In this more rigorous test, over a dozen popular AI models were evaluated, including newer releases like GPT-4o and Meta’s Llama 3. The results were telling: while OpenAI’s models, including GPT-4o and the older GPT-3.5, were among the least likely to hallucinate, they still struggled with questions outside their usual training data. This suggests that many AI models are heavily reliant on sources like Wikipedia and falter when required to source information elsewhere.
The Persistent Problem of Hallucinations
Despite industry claims of reduced hallucination rates, the study’s results indicate that we haven’t seen significant improvements in this area. Models like GPT-4o and GPT-3.5 performed similarly, with only marginal differences in their ability to answer factually correct questions. Moreover, the study found that even models equipped to search the web, like Cohere’s Command R and Perplexity’s Sonar, struggled with non-Wikipedia-sourced questions, revealing a widespread issue that transcends model size and capability.
The difficulty AI models face in providing accurate information on certain topics—particularly those related to celebrities and finance—underscores a broader issue: the limitations of their training data. When tasked with answering questions in areas less represented in their training sets, the models often falter, generating less reliable outputs.

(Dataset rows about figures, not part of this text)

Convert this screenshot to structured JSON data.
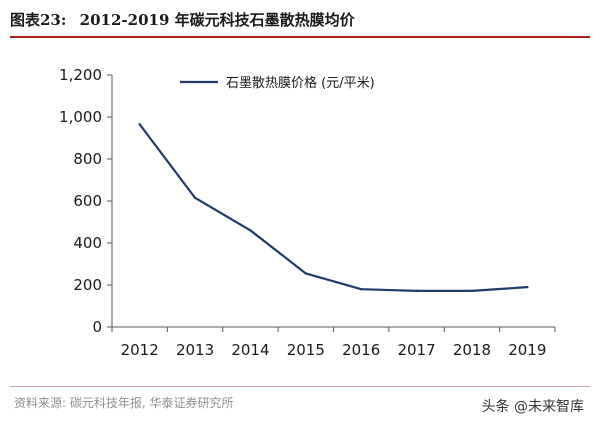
{
  "header": {
    "figure_label": "图表23:",
    "title": "2012-2019 年碳元科技石墨散热膜均价"
  },
  "footer": {
    "source": "资料来源: 碳元科技年报, 华泰证券研究所",
    "watermark": "头条 @未来智库"
  },
  "colors": {
    "line": "#1f3a6b",
    "accent_rule": "#b11d1d",
    "axis": "#595959"
  },
  "chart_data": {
    "type": "line",
    "categories": [
      "2012",
      "2013",
      "2014",
      "2015",
      "2016",
      "2017",
      "2018",
      "2019"
    ],
    "series": [
      {
        "name": "石墨散热膜价格 (元/平米)",
        "values": [
          965,
          615,
          460,
          255,
          180,
          172,
          172,
          190
        ]
      }
    ],
    "yticks": [
      "0",
      "200",
      "400",
      "600",
      "800",
      "1,000",
      "1,200"
    ],
    "ylim": [
      0,
      1200
    ],
    "grid": false,
    "legend_position": "top-left"
  }
}
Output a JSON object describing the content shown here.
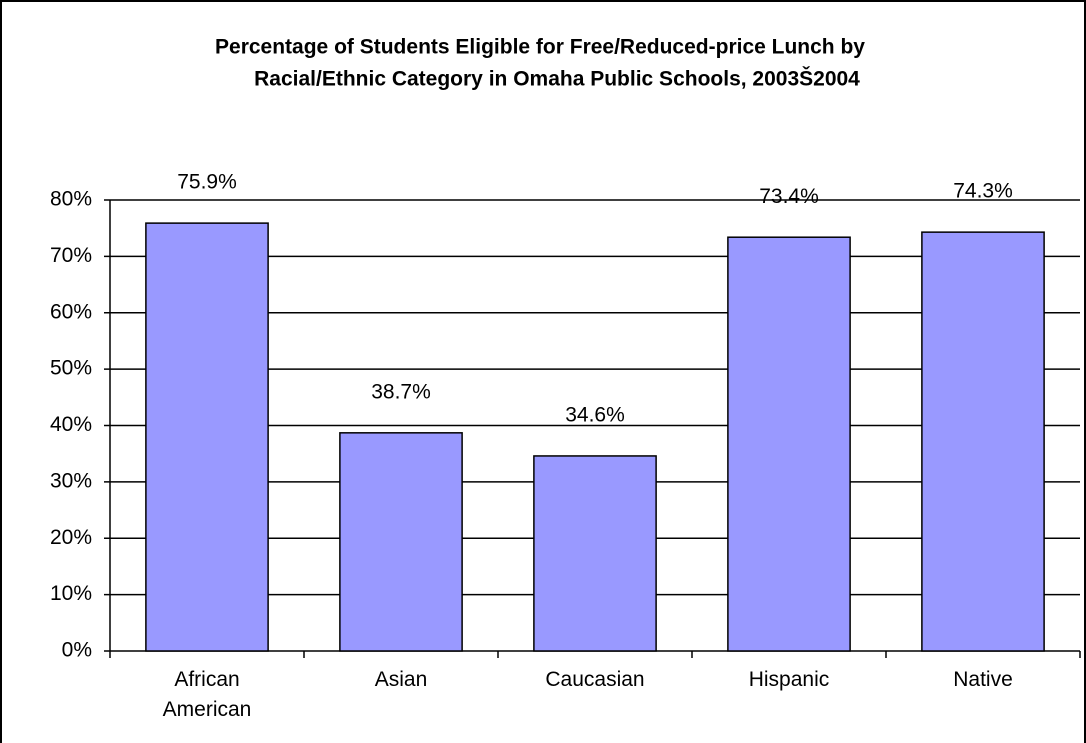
{
  "chart_data": {
    "type": "bar",
    "title": [
      "Percentage of Students Eligible for Free/Reduced-price Lunch by",
      "Racial/Ethnic Category in Omaha Public Schools, 2003Š2004"
    ],
    "categories": [
      "African American",
      "Asian",
      "Caucasian",
      "Hispanic",
      "Native"
    ],
    "values": [
      75.9,
      38.7,
      34.6,
      73.4,
      74.3
    ],
    "value_labels": [
      "75.9%",
      "38.7%",
      "34.6%",
      "73.4%",
      "74.3%"
    ],
    "color": "#9999ff",
    "ylim": [
      0,
      80
    ],
    "yticks": [
      {
        "value": 0,
        "label": "0%"
      },
      {
        "value": 10,
        "label": "10%"
      },
      {
        "value": 20,
        "label": "20%"
      },
      {
        "value": 30,
        "label": "30%"
      },
      {
        "value": 40,
        "label": "40%"
      },
      {
        "value": 50,
        "label": "50%"
      },
      {
        "value": 60,
        "label": "60%"
      },
      {
        "value": 70,
        "label": "70%"
      },
      {
        "value": 80,
        "label": "80%"
      }
    ],
    "grid": true
  }
}
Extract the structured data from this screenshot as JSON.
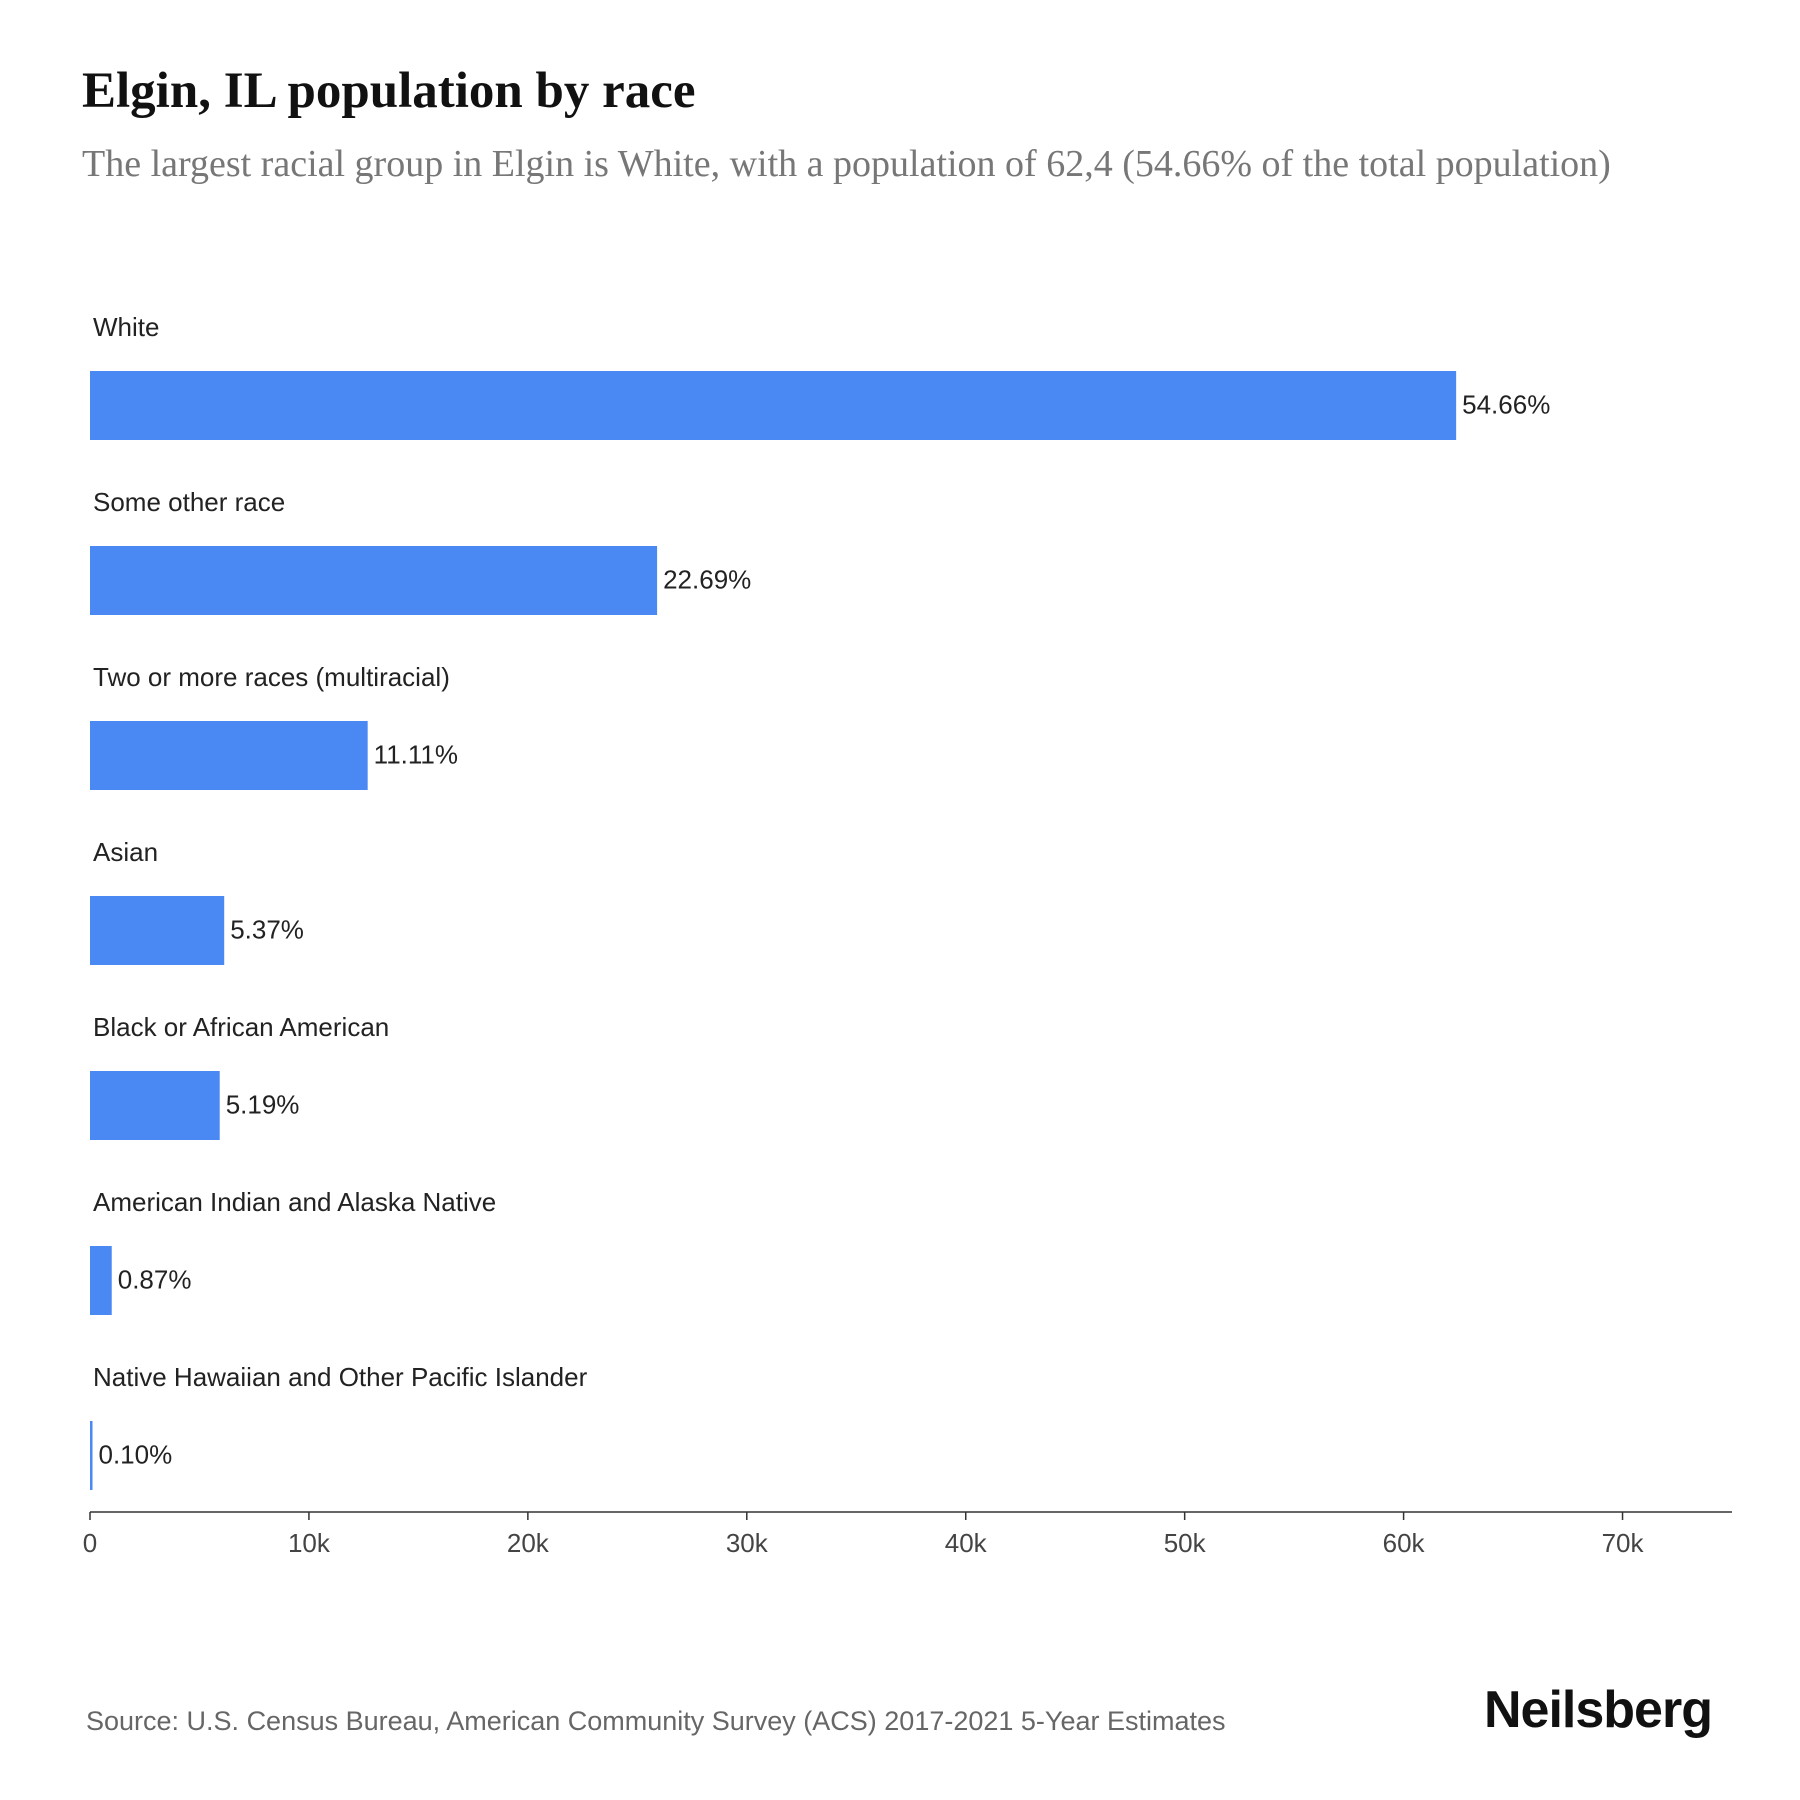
{
  "title": "Elgin, IL population by race",
  "subtitle": "The largest racial group in Elgin is White, with a population of 62,4 (54.66% of the total population)",
  "source": "Source: U.S. Census Bureau, American Community Survey (ACS) 2017-2021 5-Year Estimates",
  "brand": "Neilsberg",
  "chart_data": {
    "type": "hbar",
    "categories": [
      "White",
      "Some other race",
      "Two or more races (multiracial)",
      "Asian",
      "Black or African American",
      "American Indian and Alaska Native",
      "Native Hawaiian and Other Pacific Islander"
    ],
    "values": [
      62400,
      25903,
      12683,
      6130,
      5925,
      993,
      114
    ],
    "value_labels": [
      "54.66%",
      "22.69%",
      "11.11%",
      "5.37%",
      "5.19%",
      "0.87%",
      "0.10%"
    ],
    "color": "#4a89f3",
    "xlim": [
      0,
      75000
    ],
    "xticks": [
      0,
      {
        "value": 10000,
        "label": "10k"
      },
      {
        "value": 20000,
        "label": "20k"
      },
      {
        "value": 30000,
        "label": "30k"
      },
      {
        "value": 40000,
        "label": "40k"
      },
      {
        "value": 50000,
        "label": "50k"
      },
      {
        "value": 60000,
        "label": "60k"
      },
      {
        "value": 70000,
        "label": "70k"
      }
    ]
  }
}
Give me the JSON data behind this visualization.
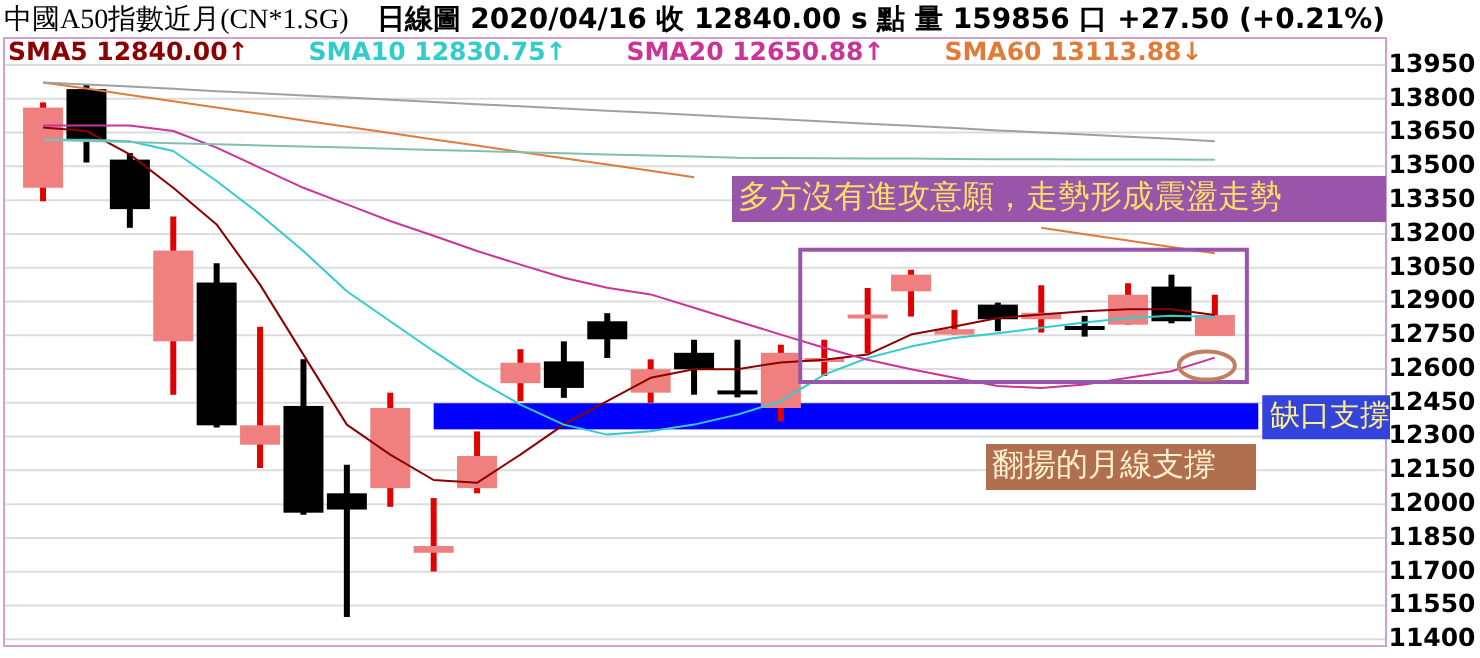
{
  "chart_data": {
    "type": "candlestick",
    "title": "中國A50指數近月(CN*1.SG)",
    "subtitle": "日線圖  2020/04/16  收 12840.00 s 點  量 159856 口  +27.50 (+0.21%)",
    "categories": [
      null,
      null,
      null,
      null,
      null,
      null,
      null,
      null,
      null,
      null,
      null,
      null,
      null,
      null,
      null,
      null,
      null,
      null,
      null,
      null,
      null,
      null,
      null,
      null,
      null,
      null,
      null,
      null
    ],
    "ohlc": [
      [
        13405,
        13784,
        13345,
        13761
      ],
      [
        13843,
        13864,
        13517,
        13618
      ],
      [
        13530,
        13559,
        13227,
        13310
      ],
      [
        12723,
        13277,
        12486,
        13126
      ],
      [
        12984,
        13070,
        12340,
        12350
      ],
      [
        12264,
        12788,
        12161,
        12350
      ],
      [
        12436,
        12643,
        11953,
        11962
      ],
      [
        12048,
        12175,
        11499,
        11976
      ],
      [
        12071,
        12495,
        11988,
        12427
      ],
      [
        11784,
        12027,
        11701,
        11814
      ],
      [
        12071,
        12323,
        12048,
        12214
      ],
      [
        12537,
        12688,
        12457,
        12628
      ],
      [
        12634,
        12723,
        12472,
        12516
      ],
      [
        12812,
        12848,
        12649,
        12732
      ],
      [
        12495,
        12643,
        12450,
        12599
      ],
      [
        12672,
        12730,
        12486,
        12599
      ],
      [
        12505,
        12730,
        12474,
        12497
      ],
      [
        12427,
        12708,
        12368,
        12672
      ],
      [
        12634,
        12730,
        12569,
        12649
      ],
      [
        12830,
        12960,
        12670,
        12842
      ],
      [
        12945,
        13041,
        12833,
        13019
      ],
      [
        12753,
        12863,
        12753,
        12777
      ],
      [
        12886,
        12895,
        12768,
        12821
      ],
      [
        12821,
        12972,
        12762,
        12850
      ],
      [
        12791,
        12836,
        12744,
        12783
      ],
      [
        12797,
        12981,
        12797,
        12930
      ],
      [
        12966,
        13019,
        12803,
        12812
      ],
      [
        12747,
        12930,
        12747,
        12840
      ]
    ],
    "colors": [
      "#f08080",
      "#000000",
      "#000000",
      "#f08080",
      "#000000",
      "#f08080",
      "#000000",
      "#000000",
      "#f08080",
      "#f08080",
      "#f08080",
      "#f08080",
      "#000000",
      "#000000",
      "#f08080",
      "#000000",
      "#000000",
      "#f08080",
      "#f08080",
      "#f08080",
      "#f08080",
      "#f08080",
      "#000000",
      "#f08080",
      "#000000",
      "#f08080",
      "#000000",
      "#f08080"
    ],
    "series": [
      {
        "type": "line",
        "name": "SMA5 12840.00↑",
        "color": "#8b0000",
        "values": [
          13672,
          13657,
          13553,
          13405,
          13242,
          12975,
          12664,
          12353,
          12220,
          12107,
          12095,
          12220,
          12353,
          12457,
          12561,
          12599,
          12599,
          12629,
          12641,
          12664,
          12753,
          12789,
          12827,
          12842,
          12857,
          12866,
          12866,
          12840
        ]
      },
      {
        "type": "line",
        "name": "SMA10 12830.75↑",
        "color": "#33cccc",
        "values": [
          13618,
          13618,
          13612,
          13568,
          13435,
          13287,
          13124,
          12946,
          12812,
          12679,
          12552,
          12442,
          12353,
          12309,
          12324,
          12353,
          12398,
          12457,
          12575,
          12649,
          12700,
          12738,
          12759,
          12783,
          12806,
          12827,
          12836,
          12831
        ]
      },
      {
        "type": "line",
        "name": "SMA20 12650.88↑",
        "color": "#cc3399",
        "values": [
          13681,
          13681,
          13681,
          13657,
          13583,
          13494,
          13405,
          13331,
          13257,
          13192,
          13124,
          13064,
          13005,
          12961,
          12931,
          12872,
          12812,
          12753,
          12694,
          12641,
          12599,
          12561,
          12525,
          12516,
          12531,
          12561,
          12590,
          12651
        ]
      },
      {
        "type": "line",
        "name": "SMA60 13113.88↓",
        "color": "#e07b39",
        "values": [
          13873,
          13845,
          13817,
          13789,
          13761,
          13733,
          13704,
          13676,
          13648,
          13620,
          13592,
          13564,
          13536,
          13508,
          13480,
          13452,
          null,
          null,
          null,
          null,
          null,
          null,
          null,
          13227,
          13199,
          13170,
          13142,
          13114
        ]
      },
      {
        "type": "line",
        "color": "#a0a0a0",
        "values": [
          13873,
          13863,
          13854,
          13844,
          13834,
          13825,
          13815,
          13805,
          13796,
          13786,
          13776,
          13767,
          13757,
          13747,
          13738,
          13728,
          13718,
          13709,
          13699,
          13689,
          13680,
          13670,
          13660,
          13651,
          13641,
          13631,
          13622,
          13612
        ]
      },
      {
        "type": "line",
        "color": "#80c0b0",
        "values": [
          13618,
          13613,
          13608,
          13603,
          13598,
          13593,
          13588,
          13583,
          13578,
          13573,
          13568,
          13563,
          13558,
          13553,
          13548,
          13543,
          13538,
          13537,
          13536,
          13535,
          13534,
          13533,
          13532,
          13532,
          13531,
          13530,
          13530,
          13529
        ]
      }
    ],
    "ylim": [
      11370,
      14070
    ],
    "yticks": [
      11400,
      11550,
      11700,
      11850,
      12000,
      12150,
      12300,
      12450,
      12600,
      12750,
      12900,
      13050,
      13200,
      13350,
      13500,
      13650,
      13800,
      13950
    ],
    "grid": "y",
    "bands": [
      {
        "axis": "y",
        "from": 12332,
        "to": 12448,
        "label": "缺口支撐",
        "color": "#0000ff"
      }
    ],
    "annotations": [
      "多方沒有進攻意願，走勢形成震盪走勢",
      "翻揚的月線支撐"
    ]
  }
}
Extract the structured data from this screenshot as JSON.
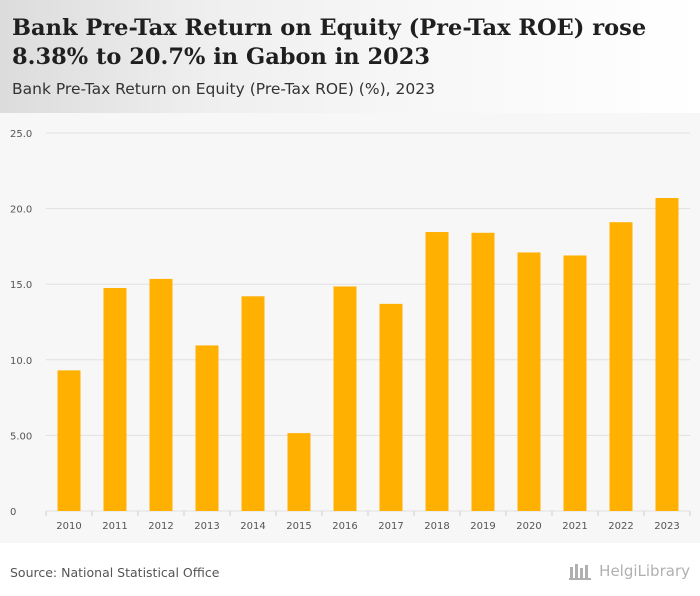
{
  "title": "Bank Pre-Tax Return on Equity (Pre-Tax ROE) rose 8.38% to 20.7% in Gabon in 2023",
  "subtitle": "Bank Pre-Tax Return on Equity (Pre-Tax ROE) (%), 2023",
  "source": "Source: National Statistical Office",
  "logo_text": "HelgiLibrary",
  "colors": {
    "bar": "#FFB000",
    "grid": "#e0e0e0",
    "axis_text": "#555555",
    "chart_bg": "#f7f7f7"
  },
  "chart_data": {
    "type": "bar",
    "title": "Bank Pre-Tax Return on Equity (Pre-Tax ROE) (%), 2023",
    "xlabel": "",
    "ylabel": "",
    "categories": [
      "2010",
      "2011",
      "2012",
      "2013",
      "2014",
      "2015",
      "2016",
      "2017",
      "2018",
      "2019",
      "2020",
      "2021",
      "2022",
      "2023"
    ],
    "values": [
      9.3,
      14.75,
      15.35,
      10.95,
      14.2,
      5.15,
      14.85,
      13.7,
      18.45,
      18.4,
      17.1,
      16.9,
      19.1,
      20.7
    ],
    "ylim": [
      0,
      25
    ],
    "yticks": [
      0,
      5,
      10,
      15,
      20,
      25
    ],
    "ytick_labels": [
      "0",
      "5.00",
      "10.0",
      "15.0",
      "20.0",
      "25.0"
    ],
    "grid": true
  }
}
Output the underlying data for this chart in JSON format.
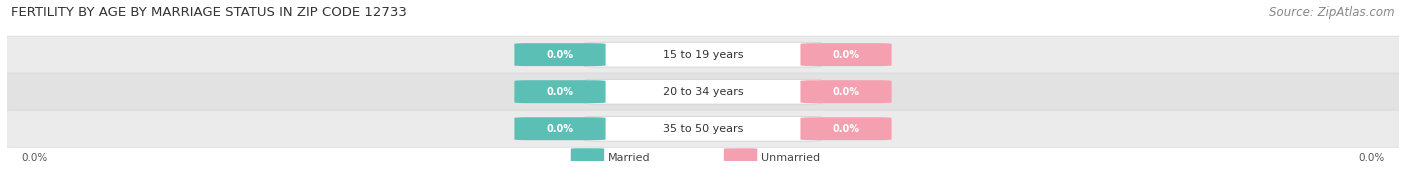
{
  "title": "FERTILITY BY AGE BY MARRIAGE STATUS IN ZIP CODE 12733",
  "source": "Source: ZipAtlas.com",
  "categories": [
    "15 to 19 years",
    "20 to 34 years",
    "35 to 50 years"
  ],
  "married_values": [
    0.0,
    0.0,
    0.0
  ],
  "unmarried_values": [
    0.0,
    0.0,
    0.0
  ],
  "married_color": "#5BBFB5",
  "unmarried_color": "#F4A0B0",
  "row_bg_color": "#EBEBEB",
  "row_bg_color2": "#E2E2E2",
  "title_fontsize": 9.5,
  "source_fontsize": 8.5,
  "label_fontsize": 8,
  "value_fontsize": 7,
  "background_color": "#FFFFFF"
}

A Glimmer of Hope: Abstaining from Answers
One intriguing finding from the study was that models that abstain from answering questions could potentially reduce the rate of hallucinations. For instance, Claude 3 Haiku answered only 72% of the questions it was asked, choosing to abstain from the rest. When factoring in these abstentions, Claude 3 Haiku emerged as the most factual model, in the sense that it produced the fewest incorrect answers.
However, there’s a catch: users may be less inclined to use a model that frequently refuses to provide answers. As Zhao notes, while this approach might reduce hallucinations, it could also diminish the model’s usefulness. Instead, Zhao advocates for continued research into reducing hallucinations through methods such as human-in-the-loop fact-checking and enhanced citation during model development.
Looking Forward: The Need for Human Oversight and Better Fact-Checking Tools
Zhao emphasizes that while eliminating hallucinations entirely may not be feasible, they can be mitigated through more rigorous fact-checking and the involvement of human experts. “Policies and regulations need to be developed to ensure that human experts are always involved in the process to verify and validate the information generated by generative AI models,” she says. This approach could help to ensure that the outputs of AI models are more reliable and trustworthy.
As the AI industry continues to evolve, the findings from this study serve as a crucial reminder that, despite the progress made, we are still far from achieving truly reliable AI. The journey to reducing hallucinations is ongoing, and it will require a concerted effort from researchers, developers, and policymakers alike. By focusing on these areas, we can hope to see significant improvements in the accuracy and reliability of AI-generated content, making these models more trustworthy tools in the future.